In American public opinion, support for trade agreements such as the WTO and NAFTA is low. For example, a March 2016 Bloomberg Politics poll showed that 65% of respondents felt that the U.S. should have more import restrictions, while only 22% think there should be fewer restrictions. And a June 2015 CNBC poll showed that 50% of respondents think our trade agreements have more drawbacks than benefits, and only 42% think there are more benefits.  Two years later, in June 1990, U.S. President George H.W. Bush announced the Enterprise for the Americas initiative, which provided for a possible free trade agreement from Anchorage to Tierra del Fuego. The objectives of these negotiations were based on both foreign and trade policy considerations. From a trade perspective, the U.S. Free Trade Area (CTA) would open up important markets, including Brazil and Argentina. From a foreign policy perspective, it was anticipated that a free trade agreement would promote stability and democracy in the Southern Islands of the United States.
Regional trade agreements (RTA) around the world have multiplied since the early 1990s. Many members of the World Trade Organization (WTO) focus on regional or bilateral free trade agreements as a key component of their foreign and trade policy1. Mexico is a member of the WTO, which allows members to conclude regional trade integration agreements under certain conditions set by specific WTO rules2 Within the administration, the President defines the general parameters of the U.S. approach to trade policy, including the negotiation of trade agreements, within the constraints imposed by his legislative mandate. Until 1963, the Department of Foreign Affairs was the most important authority responsible for the management of trade policy under the leadership of the President. However, under pressure from Congress, President Kennedy created a new office of the Special Representative for Trade (STR) at the White House. At the time, Congress believed that the State Department was not paying enough attention to U.S. business interests.

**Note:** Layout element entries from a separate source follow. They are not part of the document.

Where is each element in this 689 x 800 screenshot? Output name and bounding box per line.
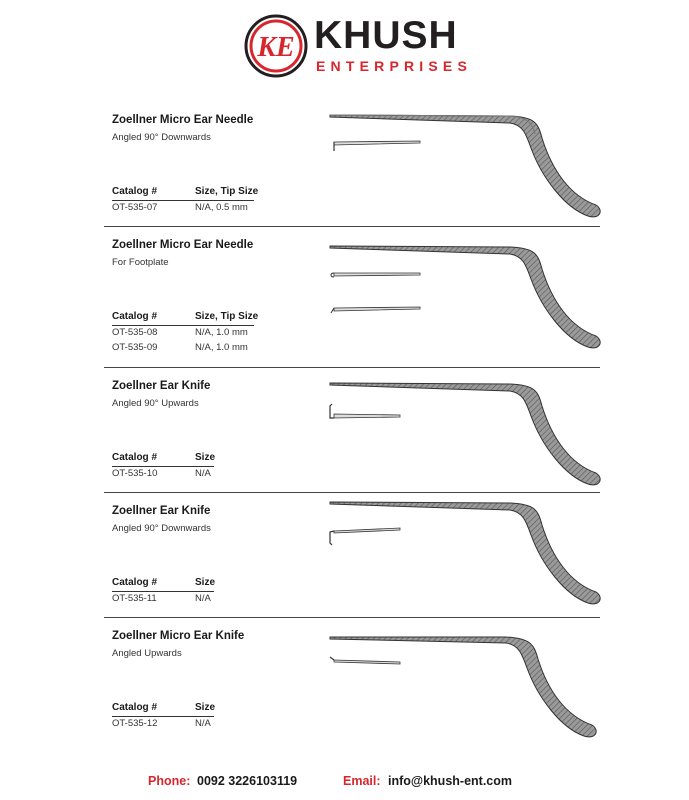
section-divider (104, 367, 600, 368)
catalog-number: OT-535-09 (112, 342, 158, 353)
product-card (0, 624, 689, 748)
size-value: N/A, 1.0 mm (195, 327, 248, 338)
instrument-image (320, 108, 610, 232)
instrument-image (320, 374, 610, 498)
phone-number[interactable]: 0092 3226103119 (197, 774, 298, 788)
table-rule (112, 200, 254, 201)
table-rule (112, 716, 214, 717)
size-value: N/A (195, 718, 211, 729)
size-value: N/A (195, 468, 211, 479)
catalog-number: OT-535-07 (112, 202, 158, 213)
product-subtitle: Angled 90° Downwards (112, 132, 211, 143)
instrument-image (320, 233, 610, 357)
catalog-number: OT-535-08 (112, 327, 158, 338)
product-card (0, 374, 689, 498)
email-label: Email: (343, 774, 381, 788)
size-header: Size (195, 702, 216, 713)
product-subtitle: Angled 90° Downwards (112, 523, 211, 534)
catalog-header: Catalog # (112, 311, 158, 322)
catalog-header: Catalog # (112, 452, 158, 463)
product-card (0, 108, 689, 232)
product-subtitle: Angled 90° Upwards (112, 398, 199, 409)
section-divider (104, 492, 600, 493)
section-divider (104, 617, 600, 618)
svg-text:KE: KE (257, 32, 295, 63)
catalog-header: Catalog # (112, 577, 158, 588)
table-rule (112, 466, 214, 467)
table-rule (112, 325, 254, 326)
product-subtitle: For Footplate (112, 257, 169, 268)
ke-logo-icon (244, 14, 308, 78)
catalog-number: OT-535-11 (112, 593, 157, 604)
table-rule (112, 591, 214, 592)
size-header: Size, Tip Size (195, 311, 259, 322)
size-header: Size, Tip Size (195, 186, 259, 197)
brand-name: KHUSH (314, 14, 458, 57)
product-title: Zoellner Micro Ear Needle (112, 239, 254, 251)
product-title: Zoellner Ear Knife (112, 380, 211, 392)
product-title: Zoellner Micro Ear Needle (112, 114, 254, 126)
section-divider (104, 226, 600, 227)
catalog-number: OT-535-12 (112, 718, 158, 729)
product-title: Zoellner Micro Ear Knife (112, 630, 245, 642)
product-title: Zoellner Ear Knife (112, 505, 211, 517)
size-header: Size (195, 577, 216, 588)
catalog-number: OT-535-10 (112, 468, 158, 479)
size-value: N/A (195, 593, 211, 604)
footer-contact (0, 770, 689, 794)
instrument-image (320, 624, 610, 748)
size-header: Size (195, 452, 216, 463)
size-value: N/A, 1.0 mm (195, 342, 248, 353)
phone-label: Phone: (148, 774, 191, 788)
brand-subtitle: ENTERPRISES (316, 58, 472, 74)
instrument-image (320, 499, 610, 623)
header (0, 0, 689, 90)
catalog-header: Catalog # (112, 702, 158, 713)
product-card (0, 233, 689, 357)
product-subtitle: Angled Upwards (112, 648, 182, 659)
email-link[interactable]: info@khush-ent.com (388, 774, 512, 788)
size-value: N/A, 0.5 mm (195, 202, 248, 213)
product-card (0, 499, 689, 623)
catalog-header: Catalog # (112, 186, 158, 197)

The intention of the new office was to have a balance between American trade, foreign policy and other interests.
 Congress delayed the adoption of agreements with South Korea, Colombia and Panama by several years, forcing the government to go back and negotiate some amendments to those agreements. The reality is that some important parts of the private sector must aggressively and effectively campaign for the approval of the agreement and minimize the resistance of important segments if the agreement is to be approved by Congress. Based on the kennedy Round experience, in which Congress refused to adopt an element of the negotiated package, the U.S. trading partners had made it clear that they would not enter into negotiations unless the United States gave better guarantees that the whole package would be adopted.